The two largest pension funds in the US, The California Public Employees' Retirement System and the California State Teachers' Retirement System, managing $810B in total, aim to have net-zero portfolios by 2040.
California created a $10B bond for climate projects and aims to be carbon neutral by 2045.
Washington State
In Washington State, the Climate Commitment Act caps emissions from polluters and uses the funds for clean energy and environmental justice projects.
Washington State aims to be carbon neutral by 2050.
New York
New York aims for 70% renewable energy by 2030 and zero-emissions by 2040.
Northeast
The Regional Greenhouse Gas Initiative (RGGI) is a cap-and-trade system for states in the Northeast. It caps fossil fuel power plants 25MW or larger, and the cap decreases over time. The funds from the caps are used on clean energy projects. Between 2009 and 2020, the RGGI states reduced power sector emissions by over 45%.

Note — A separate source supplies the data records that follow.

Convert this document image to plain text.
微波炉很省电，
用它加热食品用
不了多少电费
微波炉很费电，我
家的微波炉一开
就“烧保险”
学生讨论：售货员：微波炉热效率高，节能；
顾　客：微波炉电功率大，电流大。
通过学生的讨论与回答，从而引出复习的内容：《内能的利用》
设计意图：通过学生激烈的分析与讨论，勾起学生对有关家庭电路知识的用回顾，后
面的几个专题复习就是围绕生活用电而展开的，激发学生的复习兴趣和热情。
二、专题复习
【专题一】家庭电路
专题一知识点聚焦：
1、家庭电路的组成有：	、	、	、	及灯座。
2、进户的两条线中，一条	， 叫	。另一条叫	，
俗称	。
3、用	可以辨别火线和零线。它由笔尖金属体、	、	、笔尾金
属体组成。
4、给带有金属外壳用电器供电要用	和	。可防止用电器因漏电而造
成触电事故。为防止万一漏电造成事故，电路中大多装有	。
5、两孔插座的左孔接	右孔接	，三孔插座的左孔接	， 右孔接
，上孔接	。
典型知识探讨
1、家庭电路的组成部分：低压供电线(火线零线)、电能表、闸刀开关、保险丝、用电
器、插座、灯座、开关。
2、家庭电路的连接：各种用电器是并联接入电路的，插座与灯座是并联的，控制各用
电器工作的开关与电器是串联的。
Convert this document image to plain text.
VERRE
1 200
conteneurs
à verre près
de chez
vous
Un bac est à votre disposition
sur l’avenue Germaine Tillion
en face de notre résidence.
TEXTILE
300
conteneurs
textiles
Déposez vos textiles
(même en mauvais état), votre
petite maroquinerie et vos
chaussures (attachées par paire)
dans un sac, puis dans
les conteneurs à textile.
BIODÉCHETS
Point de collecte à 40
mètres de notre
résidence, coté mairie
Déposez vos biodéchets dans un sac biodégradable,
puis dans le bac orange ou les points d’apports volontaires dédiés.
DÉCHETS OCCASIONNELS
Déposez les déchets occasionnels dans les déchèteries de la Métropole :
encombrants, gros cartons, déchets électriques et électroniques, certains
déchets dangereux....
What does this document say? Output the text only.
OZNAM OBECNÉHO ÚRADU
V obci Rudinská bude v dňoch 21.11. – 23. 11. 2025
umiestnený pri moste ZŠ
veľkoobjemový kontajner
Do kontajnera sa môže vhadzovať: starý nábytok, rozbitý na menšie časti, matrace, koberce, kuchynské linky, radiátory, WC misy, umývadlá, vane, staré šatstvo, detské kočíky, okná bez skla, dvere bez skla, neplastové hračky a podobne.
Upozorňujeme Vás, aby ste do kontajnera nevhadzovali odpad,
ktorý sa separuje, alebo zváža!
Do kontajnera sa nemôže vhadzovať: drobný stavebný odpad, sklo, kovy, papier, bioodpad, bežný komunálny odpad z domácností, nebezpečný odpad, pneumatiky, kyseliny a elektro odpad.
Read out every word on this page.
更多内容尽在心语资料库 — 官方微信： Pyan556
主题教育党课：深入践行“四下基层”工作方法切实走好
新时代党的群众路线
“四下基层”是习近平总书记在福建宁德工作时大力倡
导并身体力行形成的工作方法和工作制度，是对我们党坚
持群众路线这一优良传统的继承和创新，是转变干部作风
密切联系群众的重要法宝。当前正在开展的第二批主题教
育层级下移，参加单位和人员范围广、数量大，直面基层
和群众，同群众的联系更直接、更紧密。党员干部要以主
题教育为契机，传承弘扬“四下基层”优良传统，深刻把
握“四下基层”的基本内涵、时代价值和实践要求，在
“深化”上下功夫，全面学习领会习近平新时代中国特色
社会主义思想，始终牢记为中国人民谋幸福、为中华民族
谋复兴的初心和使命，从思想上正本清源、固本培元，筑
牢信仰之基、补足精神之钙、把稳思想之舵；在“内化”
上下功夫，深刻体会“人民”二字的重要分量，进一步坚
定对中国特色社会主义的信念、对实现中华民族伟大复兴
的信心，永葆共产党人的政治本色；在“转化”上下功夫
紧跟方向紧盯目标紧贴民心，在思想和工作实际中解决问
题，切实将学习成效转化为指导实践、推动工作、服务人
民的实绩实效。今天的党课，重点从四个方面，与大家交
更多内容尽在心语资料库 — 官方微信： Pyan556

Impact on Private Investment
With energy demand increases due to AI, companies like Microsoft, Amazon, and Google are investing in renewable energy, including solar and nuclear power.
The EU requires companies to disclose their Scope 1, 2, and 3 emissions, so US companies with operations in the EU will have to disclose all of their emissions regardless of US rules. Also, with its ambitious climate goals and regulations, the EU will likely attract more climate tech startups.
Although climate regulation speeds up trends, the market will continue to push for the clean energy transition even without the regulation to support it. As clean energy and other climate tech become cheaper, consumers and businesses will prefer the greener options. However, there are no strong market forces for protecting nature, biodiversity, water, and land.
The future of climate policy in the US is uncertain, but throughout my experience working and speaking with people in the climate space, I am so energized by their commitment to solving this crisis, and I know we will rise with the challenge. Now is the best time to do our work.